Durant les années 1970 et 1980, la Commune de Schaerbeek connait des difficultés financières, aggravées par la mauvaise gestion du pouvoir communal. Ce dernier prend alors la décision d’expulser la population qu’elle qualifie de « moins rentable » au profit d’autres habitants « plus rentables » en prévoyant, notamment, de construire de nouveaux logements à la place des logements ouvriers.
En menant une politique d’exclusion, Roger Nols catégorise la population dans ses discours : autochtones, immigrés, groupuscules politiques, etc. De plus, il instaure des mesures répressives à l’égard de ces groupes. Par cette manœuvre, il stigmatise les habitants et les commerces des quartiers ouvriers, mais aussi les groupes politiques ou associatifs qui s’opposent à ses mesures et ses discours. In fine, il encourage la division de la classe ouvrière. Pourtant, dans les usines, Belges et immigrés connaissent les mêmes difficultés liées aux conditions de travail. Même chose dans les quartiers populaires où la population ouvrière dans son ensemble connaît les mêmes conditions de vies difficiles.
À l’époque de Nols, la population immigrée n’a pas accès au droit de vote et peut donc difficilement bénéficier de l’appui de représentants politiques. Les étrangers ne pouvant s’exprimer au niveau représentatif au sein de la commune de Schaerbeek, ils peuvent compter sur une forte mobilisation associative et citoyenne. Loin d’être des faits divers, les mesures et discours de Nols portent en eux des dangers pour la démocratie et le vivre ensemble. En conséquence, un tissu associatif et citoyen s’organise et dénonce collectivement les abus du pouvoir communal. Ces mobilisations collectives montrent également que la défense du citoyen passe aussi par la lutte contre les discriminations basées sur la classe, le genre, les choix politiques, philosophiques ou religieux. Elles montrent enfin l’importance de l’accession au droit de vote pour toutes les personnes vivant sur le territoire belge.

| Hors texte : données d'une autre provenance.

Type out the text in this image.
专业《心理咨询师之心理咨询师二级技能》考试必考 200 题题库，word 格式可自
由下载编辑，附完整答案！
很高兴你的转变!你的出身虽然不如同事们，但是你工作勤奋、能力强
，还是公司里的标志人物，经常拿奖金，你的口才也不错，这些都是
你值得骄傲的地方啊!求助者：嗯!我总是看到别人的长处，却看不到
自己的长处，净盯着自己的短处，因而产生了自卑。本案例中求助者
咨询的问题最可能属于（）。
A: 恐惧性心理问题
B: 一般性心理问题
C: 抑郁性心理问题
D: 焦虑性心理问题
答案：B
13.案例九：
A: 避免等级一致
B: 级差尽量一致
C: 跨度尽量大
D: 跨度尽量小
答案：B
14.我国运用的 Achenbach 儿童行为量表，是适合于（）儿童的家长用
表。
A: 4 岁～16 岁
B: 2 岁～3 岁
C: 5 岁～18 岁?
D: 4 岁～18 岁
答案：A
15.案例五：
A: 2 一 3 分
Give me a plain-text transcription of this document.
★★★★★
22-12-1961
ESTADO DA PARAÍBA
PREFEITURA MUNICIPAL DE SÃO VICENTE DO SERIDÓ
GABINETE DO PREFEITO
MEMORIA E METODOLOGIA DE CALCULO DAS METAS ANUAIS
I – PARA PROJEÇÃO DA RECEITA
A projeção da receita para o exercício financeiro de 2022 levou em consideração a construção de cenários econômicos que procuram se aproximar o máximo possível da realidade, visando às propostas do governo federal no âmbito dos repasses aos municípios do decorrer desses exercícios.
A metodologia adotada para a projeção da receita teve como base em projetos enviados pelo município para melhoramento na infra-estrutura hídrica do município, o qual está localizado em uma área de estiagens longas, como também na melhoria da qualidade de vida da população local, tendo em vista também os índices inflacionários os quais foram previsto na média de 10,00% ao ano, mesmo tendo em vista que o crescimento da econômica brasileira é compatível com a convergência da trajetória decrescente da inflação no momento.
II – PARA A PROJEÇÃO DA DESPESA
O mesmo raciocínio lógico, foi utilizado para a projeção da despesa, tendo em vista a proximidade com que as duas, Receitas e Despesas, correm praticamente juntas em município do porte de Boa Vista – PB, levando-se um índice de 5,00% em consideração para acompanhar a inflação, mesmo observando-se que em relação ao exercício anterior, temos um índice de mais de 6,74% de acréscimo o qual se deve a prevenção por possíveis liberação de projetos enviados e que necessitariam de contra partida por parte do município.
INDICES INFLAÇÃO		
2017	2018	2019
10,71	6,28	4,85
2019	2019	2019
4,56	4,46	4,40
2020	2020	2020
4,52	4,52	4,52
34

Avec l’adoption du suffrage universel masculin en 1919, puis pur et simple en 1948, la démocratie belge améliore ses mécanismes de représentativité politique. Mais elle est loin d’être complète. La Belgique fait appel à de la main d’œuvre étrangère pour répondre aux besoins de production du pays. Dans une période de plein emploi, ce sont les secteurs d’activités désertés par les travailleurs belges qui demandent des ouvriers étrangers. Les conditions de travail y sont difficiles, voire dangereuses. Ces nouveaux arrivants ne bénéficient pourtant pas du droit de vote et ne peuvent donc porter leur voix dans le système représentatif belge. Or, ce droit est un moyen d’expression collective et de défense politique.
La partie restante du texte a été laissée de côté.